AutoMat: Physics-Guided Agentic Reasoning for Solving Ill-Posed Inverse Microscopy Problems

Reconstructing atomistic crystal structures from a single noisy STEM projection is an ill-posed inverse problem: multiple lattices can explain similar contrast, and purely feed-forward models cannot verify physical validity. We present AutoMat, a failure-aware agentic controller that performs inference-time hypothesis search with closed-loop verification to convert Scanning Transmission Electron Microscopy (STEM) images into simulation-ready crystal structures and downstream properties. AutoMat composes perception and physics modules—pattern-adaptive denoising, physics-guided template retrieval (as a fallback), symmetry-constrained atomic reconstruction, and MLIP-based relaxation/validation—and triggers rollback-and-retry when verification fails. For systematic evaluation, we introduce STEM2Mat-Bench, a benchmark dataset containing 450+ annotated samples.
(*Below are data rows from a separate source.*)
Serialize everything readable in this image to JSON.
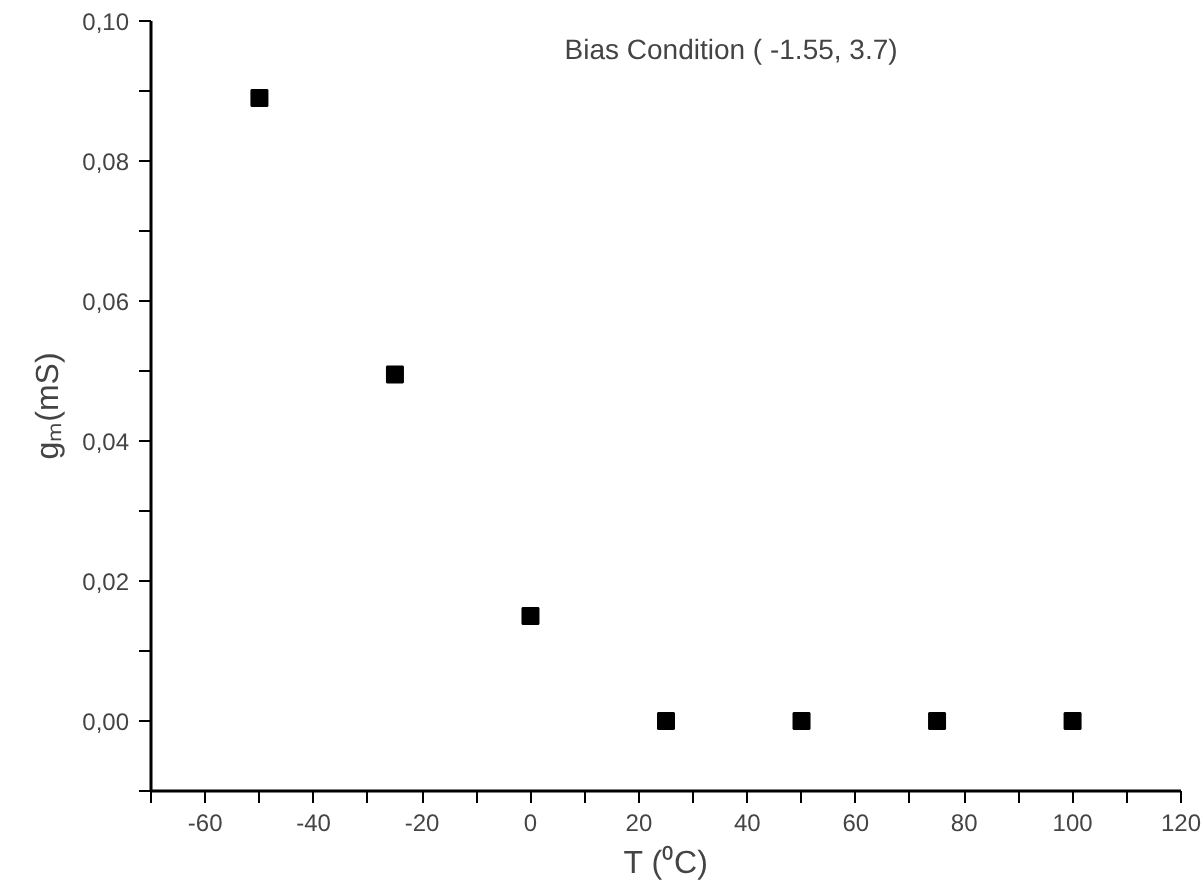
{
  "chart_data": {
    "type": "scatter",
    "title": "Bias Condition ( -1.55, 3.7)",
    "xlabel": "T (⁰C)",
    "ylabel": "gₘ(mS)",
    "x": [
      -50,
      -25,
      0,
      25,
      50,
      75,
      100
    ],
    "series": [
      {
        "color": "#000000",
        "values": [
          0.089,
          0.0495,
          0.015,
          0,
          0,
          0,
          0
        ]
      }
    ],
    "marker": "square",
    "xlim": [
      -70,
      120
    ],
    "ylim": [
      -0.01,
      0.1
    ],
    "xticks": [
      {
        "value": -70,
        "label": null
      },
      -60,
      {
        "value": -50,
        "label": null
      },
      -40,
      {
        "value": -30,
        "label": null
      },
      -20,
      {
        "value": -10,
        "label": null
      },
      0,
      {
        "value": 10,
        "label": null
      },
      20,
      {
        "value": 30,
        "label": null
      },
      40,
      {
        "value": 50,
        "label": null
      },
      60,
      {
        "value": 70,
        "label": null
      },
      80,
      {
        "value": 90,
        "label": null
      },
      100,
      {
        "value": 110,
        "label": null
      },
      120
    ],
    "yticks": [
      {
        "value": -0.01,
        "label": null
      },
      {
        "value": 0,
        "label": "0,00"
      },
      {
        "value": 0.01,
        "label": null
      },
      {
        "value": 0.02,
        "label": "0,02"
      },
      {
        "value": 0.03,
        "label": null
      },
      {
        "value": 0.04,
        "label": "0,04"
      },
      {
        "value": 0.05,
        "label": null
      },
      {
        "value": 0.06,
        "label": "0,06"
      },
      {
        "value": 0.07,
        "label": null
      },
      {
        "value": 0.08,
        "label": "0,08"
      },
      {
        "value": 0.09,
        "label": null
      },
      {
        "value": 0.1,
        "label": "0,10"
      }
    ],
    "grid": false
  }
}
Performance is assessed using lattice root-mean-square deviation (RMSD), formation energy mean absolute error (MAE), and structure matching accuracy. Results demonstrate that AutoMat outperforms existing approaches including SOTA models, specialized domain tools, and closed-source multimodal large models. This work establishes a direct pathway from microscopic characterization to atomic-scale modeling, addressing a fundamental challenge in materials science.